Elements of Intangible Cultural Heritage

    Pak Tai Celebrations





    Introduction:

    Pak Tai, originally known as Great Emperor Xuanwu, is also referred to as Dark Heavenly Highest Deity, Great Emperor Zhenwu and Black Emperor. It is a deity in Taoist belief who is regarded as the protector of the north and revered by people as a sea deity, being very popular in the coastal areas of southern China. The belief in Pak Tai is long established in Macao. The Pak Tai Temple in Taipa is the largest and was built by the residents of Taipa to worship Pak Tai and to pray for good weather, disaster prevention , solutions for difficulties, and to withstand floods and fires.
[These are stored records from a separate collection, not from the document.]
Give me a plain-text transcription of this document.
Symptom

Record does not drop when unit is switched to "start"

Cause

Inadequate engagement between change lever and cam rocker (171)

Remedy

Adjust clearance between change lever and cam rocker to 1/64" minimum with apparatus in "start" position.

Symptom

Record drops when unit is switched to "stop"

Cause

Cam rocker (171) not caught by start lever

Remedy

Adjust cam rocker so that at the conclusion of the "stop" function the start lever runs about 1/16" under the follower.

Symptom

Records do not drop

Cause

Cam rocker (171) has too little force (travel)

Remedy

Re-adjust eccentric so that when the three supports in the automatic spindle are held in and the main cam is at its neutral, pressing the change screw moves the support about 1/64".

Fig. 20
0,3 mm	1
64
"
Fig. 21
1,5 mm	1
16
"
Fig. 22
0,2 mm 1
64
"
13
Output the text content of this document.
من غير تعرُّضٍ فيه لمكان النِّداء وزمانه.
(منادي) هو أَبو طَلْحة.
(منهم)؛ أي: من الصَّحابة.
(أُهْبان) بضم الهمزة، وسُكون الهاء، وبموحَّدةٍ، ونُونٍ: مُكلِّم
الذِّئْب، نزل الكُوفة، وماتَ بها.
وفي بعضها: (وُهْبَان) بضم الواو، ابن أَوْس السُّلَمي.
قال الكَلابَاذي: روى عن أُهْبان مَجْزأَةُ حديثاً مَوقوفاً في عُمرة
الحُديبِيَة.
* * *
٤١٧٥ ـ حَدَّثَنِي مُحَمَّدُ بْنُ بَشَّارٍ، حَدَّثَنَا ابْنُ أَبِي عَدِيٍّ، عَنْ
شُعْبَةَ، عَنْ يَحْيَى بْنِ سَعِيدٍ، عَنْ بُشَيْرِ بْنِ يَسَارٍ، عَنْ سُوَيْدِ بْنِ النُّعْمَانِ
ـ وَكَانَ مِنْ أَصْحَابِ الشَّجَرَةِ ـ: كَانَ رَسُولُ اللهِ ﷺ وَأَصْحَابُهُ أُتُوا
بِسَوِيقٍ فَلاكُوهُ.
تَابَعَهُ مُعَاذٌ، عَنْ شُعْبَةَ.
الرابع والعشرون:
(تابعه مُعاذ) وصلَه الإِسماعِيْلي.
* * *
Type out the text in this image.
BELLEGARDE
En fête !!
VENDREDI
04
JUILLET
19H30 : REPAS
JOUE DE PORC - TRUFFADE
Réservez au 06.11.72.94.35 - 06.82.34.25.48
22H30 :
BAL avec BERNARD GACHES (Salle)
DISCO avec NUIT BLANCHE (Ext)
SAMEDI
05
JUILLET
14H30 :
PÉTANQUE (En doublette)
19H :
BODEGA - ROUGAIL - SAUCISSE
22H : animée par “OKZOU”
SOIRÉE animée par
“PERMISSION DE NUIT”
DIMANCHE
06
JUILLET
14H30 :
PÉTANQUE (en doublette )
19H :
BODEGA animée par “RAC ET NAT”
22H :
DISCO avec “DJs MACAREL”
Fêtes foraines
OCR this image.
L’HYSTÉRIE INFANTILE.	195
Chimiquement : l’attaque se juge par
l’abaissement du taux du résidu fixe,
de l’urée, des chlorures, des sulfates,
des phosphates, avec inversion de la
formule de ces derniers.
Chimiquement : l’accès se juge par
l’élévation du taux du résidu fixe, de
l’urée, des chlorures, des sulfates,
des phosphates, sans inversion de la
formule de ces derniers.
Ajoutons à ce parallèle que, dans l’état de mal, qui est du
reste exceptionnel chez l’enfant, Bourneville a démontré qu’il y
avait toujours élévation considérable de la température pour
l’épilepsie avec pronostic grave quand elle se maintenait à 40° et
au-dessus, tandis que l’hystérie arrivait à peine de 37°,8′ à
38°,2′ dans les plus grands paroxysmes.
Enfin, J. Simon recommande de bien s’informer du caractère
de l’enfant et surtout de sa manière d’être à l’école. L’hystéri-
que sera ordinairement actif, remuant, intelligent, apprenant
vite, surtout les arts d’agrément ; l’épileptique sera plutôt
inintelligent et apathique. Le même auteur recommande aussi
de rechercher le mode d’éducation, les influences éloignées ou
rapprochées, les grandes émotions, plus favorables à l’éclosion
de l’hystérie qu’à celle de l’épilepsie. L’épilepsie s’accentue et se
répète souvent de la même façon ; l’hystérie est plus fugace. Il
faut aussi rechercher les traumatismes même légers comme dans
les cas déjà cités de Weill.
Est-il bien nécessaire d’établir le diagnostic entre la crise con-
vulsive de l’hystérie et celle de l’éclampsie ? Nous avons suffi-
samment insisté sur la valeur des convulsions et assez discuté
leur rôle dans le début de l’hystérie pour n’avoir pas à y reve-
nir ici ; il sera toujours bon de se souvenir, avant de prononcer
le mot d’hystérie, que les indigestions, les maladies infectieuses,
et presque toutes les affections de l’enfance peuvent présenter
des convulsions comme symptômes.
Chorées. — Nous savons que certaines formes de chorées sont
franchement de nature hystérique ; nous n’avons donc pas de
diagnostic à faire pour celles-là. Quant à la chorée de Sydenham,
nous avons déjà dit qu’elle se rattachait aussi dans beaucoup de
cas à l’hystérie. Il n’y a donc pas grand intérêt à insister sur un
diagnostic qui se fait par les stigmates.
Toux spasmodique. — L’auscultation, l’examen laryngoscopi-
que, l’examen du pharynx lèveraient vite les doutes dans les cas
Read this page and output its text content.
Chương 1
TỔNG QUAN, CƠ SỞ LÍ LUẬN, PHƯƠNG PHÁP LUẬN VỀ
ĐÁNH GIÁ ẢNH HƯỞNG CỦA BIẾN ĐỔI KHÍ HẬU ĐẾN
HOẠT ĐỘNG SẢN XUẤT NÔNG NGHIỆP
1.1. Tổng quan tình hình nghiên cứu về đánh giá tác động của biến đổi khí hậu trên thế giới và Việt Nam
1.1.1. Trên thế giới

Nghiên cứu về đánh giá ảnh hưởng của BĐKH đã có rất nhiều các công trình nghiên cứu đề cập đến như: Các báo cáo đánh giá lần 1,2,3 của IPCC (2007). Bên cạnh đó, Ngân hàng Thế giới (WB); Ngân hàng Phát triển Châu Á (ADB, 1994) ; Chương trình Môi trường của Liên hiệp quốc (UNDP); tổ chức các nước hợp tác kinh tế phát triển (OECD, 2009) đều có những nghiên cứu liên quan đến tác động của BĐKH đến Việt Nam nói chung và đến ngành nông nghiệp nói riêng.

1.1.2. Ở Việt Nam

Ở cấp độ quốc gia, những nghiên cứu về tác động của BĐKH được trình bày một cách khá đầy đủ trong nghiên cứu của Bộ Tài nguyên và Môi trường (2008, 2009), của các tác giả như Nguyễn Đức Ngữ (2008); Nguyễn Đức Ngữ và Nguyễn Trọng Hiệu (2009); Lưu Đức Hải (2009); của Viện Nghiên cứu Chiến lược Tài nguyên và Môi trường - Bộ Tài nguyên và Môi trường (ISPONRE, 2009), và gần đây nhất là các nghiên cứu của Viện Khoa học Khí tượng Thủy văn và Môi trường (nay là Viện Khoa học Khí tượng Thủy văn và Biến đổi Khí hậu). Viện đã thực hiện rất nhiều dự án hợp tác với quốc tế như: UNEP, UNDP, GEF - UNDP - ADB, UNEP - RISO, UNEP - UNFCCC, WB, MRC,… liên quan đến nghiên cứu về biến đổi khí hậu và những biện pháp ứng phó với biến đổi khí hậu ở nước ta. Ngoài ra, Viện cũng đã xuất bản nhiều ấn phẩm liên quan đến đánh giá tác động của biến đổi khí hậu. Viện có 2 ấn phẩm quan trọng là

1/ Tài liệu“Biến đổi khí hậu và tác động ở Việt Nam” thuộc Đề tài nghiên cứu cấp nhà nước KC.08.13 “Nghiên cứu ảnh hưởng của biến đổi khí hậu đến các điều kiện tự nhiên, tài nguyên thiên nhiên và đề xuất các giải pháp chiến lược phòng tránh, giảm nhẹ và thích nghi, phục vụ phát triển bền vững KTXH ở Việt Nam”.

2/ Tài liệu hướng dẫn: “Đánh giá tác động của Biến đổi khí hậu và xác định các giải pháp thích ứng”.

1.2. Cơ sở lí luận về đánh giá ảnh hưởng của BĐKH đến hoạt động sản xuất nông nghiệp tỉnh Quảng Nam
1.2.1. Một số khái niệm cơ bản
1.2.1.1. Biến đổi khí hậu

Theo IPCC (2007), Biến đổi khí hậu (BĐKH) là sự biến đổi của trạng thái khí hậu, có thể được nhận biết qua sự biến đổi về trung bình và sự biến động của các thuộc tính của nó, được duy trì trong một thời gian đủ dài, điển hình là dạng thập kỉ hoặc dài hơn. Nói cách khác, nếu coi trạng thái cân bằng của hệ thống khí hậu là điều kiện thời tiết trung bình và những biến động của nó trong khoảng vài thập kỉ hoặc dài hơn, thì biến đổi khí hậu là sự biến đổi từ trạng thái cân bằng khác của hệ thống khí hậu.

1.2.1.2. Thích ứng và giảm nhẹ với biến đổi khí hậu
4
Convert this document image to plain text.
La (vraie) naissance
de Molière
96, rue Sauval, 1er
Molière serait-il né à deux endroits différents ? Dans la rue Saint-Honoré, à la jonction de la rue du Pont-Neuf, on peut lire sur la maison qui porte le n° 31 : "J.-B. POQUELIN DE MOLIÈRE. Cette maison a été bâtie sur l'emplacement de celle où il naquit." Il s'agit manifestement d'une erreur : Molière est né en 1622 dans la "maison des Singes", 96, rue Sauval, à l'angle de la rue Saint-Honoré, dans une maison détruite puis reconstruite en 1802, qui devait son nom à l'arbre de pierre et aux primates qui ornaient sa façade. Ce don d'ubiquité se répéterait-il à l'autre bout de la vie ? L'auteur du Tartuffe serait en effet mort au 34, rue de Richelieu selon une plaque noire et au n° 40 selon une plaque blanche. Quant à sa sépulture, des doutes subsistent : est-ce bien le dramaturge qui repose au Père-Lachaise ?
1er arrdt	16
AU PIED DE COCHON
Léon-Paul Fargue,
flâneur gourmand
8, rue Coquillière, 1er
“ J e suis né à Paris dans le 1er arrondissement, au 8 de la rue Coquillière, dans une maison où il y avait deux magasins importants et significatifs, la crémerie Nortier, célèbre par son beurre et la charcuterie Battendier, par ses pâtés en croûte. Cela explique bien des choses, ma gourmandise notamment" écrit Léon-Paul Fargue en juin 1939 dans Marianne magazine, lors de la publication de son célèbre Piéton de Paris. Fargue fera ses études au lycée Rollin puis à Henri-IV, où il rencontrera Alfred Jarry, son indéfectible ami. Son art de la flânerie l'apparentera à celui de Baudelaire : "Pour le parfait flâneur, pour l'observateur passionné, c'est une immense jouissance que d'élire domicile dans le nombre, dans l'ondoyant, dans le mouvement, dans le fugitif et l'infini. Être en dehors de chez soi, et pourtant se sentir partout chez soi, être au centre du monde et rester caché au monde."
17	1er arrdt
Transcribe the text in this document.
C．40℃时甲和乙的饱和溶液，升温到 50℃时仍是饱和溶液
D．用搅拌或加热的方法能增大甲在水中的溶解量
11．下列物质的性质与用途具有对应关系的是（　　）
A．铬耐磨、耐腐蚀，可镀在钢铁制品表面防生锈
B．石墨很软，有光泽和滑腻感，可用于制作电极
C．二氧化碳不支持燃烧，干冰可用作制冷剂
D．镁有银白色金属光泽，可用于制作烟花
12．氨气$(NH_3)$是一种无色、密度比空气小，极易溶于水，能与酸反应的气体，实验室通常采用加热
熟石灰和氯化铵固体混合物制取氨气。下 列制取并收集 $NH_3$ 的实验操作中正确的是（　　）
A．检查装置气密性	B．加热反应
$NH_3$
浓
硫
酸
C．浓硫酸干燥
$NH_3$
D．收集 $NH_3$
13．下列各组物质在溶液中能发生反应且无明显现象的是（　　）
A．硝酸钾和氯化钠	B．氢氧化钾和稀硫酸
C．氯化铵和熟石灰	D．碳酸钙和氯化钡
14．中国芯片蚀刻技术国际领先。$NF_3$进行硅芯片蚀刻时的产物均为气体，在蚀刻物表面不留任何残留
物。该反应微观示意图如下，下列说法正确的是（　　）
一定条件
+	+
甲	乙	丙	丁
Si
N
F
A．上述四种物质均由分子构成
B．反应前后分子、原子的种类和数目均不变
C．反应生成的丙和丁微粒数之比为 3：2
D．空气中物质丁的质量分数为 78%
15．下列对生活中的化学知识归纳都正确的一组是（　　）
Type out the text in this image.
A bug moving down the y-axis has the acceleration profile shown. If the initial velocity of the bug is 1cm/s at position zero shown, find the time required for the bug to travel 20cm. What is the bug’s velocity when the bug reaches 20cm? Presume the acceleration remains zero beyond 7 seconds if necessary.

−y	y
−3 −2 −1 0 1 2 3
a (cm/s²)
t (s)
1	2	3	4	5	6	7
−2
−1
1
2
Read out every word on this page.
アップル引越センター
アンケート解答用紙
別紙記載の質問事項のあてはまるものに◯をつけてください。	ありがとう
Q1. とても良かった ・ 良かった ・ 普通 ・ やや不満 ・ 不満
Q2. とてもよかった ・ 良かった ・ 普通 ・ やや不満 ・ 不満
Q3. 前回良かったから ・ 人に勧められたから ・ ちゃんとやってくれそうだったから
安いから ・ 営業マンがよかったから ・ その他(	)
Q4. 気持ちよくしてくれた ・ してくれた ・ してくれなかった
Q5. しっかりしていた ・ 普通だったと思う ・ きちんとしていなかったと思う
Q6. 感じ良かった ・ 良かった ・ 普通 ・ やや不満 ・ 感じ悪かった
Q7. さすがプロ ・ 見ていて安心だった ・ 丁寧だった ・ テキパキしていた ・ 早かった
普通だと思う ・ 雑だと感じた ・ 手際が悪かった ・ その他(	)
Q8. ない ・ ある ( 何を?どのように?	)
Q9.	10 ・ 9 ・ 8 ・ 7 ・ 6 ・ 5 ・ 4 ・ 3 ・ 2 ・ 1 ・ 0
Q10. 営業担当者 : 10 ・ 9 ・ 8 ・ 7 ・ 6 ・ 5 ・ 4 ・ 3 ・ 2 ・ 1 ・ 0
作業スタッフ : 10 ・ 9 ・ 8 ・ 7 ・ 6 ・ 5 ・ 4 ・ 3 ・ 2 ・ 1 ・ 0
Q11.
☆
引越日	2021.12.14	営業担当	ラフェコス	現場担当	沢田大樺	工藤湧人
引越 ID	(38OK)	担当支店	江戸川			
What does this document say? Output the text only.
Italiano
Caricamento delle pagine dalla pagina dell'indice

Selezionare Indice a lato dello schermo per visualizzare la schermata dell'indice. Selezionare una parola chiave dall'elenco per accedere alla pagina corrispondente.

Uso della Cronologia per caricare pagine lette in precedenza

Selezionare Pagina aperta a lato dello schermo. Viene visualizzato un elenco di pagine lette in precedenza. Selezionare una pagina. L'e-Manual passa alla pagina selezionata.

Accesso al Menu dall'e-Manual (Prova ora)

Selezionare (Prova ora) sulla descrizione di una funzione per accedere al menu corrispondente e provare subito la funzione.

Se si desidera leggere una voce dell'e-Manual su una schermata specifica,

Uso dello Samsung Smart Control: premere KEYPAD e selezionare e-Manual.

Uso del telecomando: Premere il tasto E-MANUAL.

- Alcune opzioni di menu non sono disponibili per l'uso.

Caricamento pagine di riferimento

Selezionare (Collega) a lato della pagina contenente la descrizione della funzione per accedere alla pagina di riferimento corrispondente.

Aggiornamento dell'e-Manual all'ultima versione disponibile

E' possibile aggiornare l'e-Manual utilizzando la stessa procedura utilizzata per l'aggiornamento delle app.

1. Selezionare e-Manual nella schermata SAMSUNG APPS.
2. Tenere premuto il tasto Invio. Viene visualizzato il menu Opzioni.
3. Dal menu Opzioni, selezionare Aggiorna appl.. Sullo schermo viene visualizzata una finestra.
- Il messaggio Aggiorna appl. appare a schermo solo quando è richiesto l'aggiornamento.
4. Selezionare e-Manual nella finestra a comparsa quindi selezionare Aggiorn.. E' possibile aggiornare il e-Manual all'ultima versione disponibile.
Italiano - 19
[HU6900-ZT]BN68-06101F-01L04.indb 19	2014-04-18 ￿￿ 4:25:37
The Pak Tai Celebrations take place on the 3rd day of the third lunar month every year, and they are a grand occasion, especially taking place in Taipa, where there are large-scale celebrations, including Cantonese opera performances for deities, noting that this is one of the most important festivities for the community of this area.

     

    Conservation Status:

    Among all of the temples dedicated to Pak Tai, the Pak Tai Temple in Taipa is the largest, also being the one that is responsible for hosting the most relevant  event for these celebrations. During the Pak Tai Celebrations every year, there are a series of celebrations that are organized by the residents of Taipa, including a ceremony of ribbon cutting, incense burning, praying for blessings, offering rituals, including roasted piglet offerings and making decorations (hanging flowers and a red cloth), as well as dragon and lion dances, parades, the so-called “Choy Cheng” (plucking the greens), Poon Choi banquets(a traditional feast in which the dish is served in a big wooden basin at each table) and Cantonese opera performances for Deities. In addition, temple fairs are also organized in front of the temple, enabling the inhabitants of Taipa to socialize and renew their bonds with family members and friends.

     

    Heritage Value:

    The Pak Tai Celebrations are an important traditional event of the beliefs and customs of Pak Tai, also being representative of the transmission and continuity of traditional Chinese folk culture in Macao. The customs integrate local characteristics and constitute an element that is also significant for the study of local folk culture.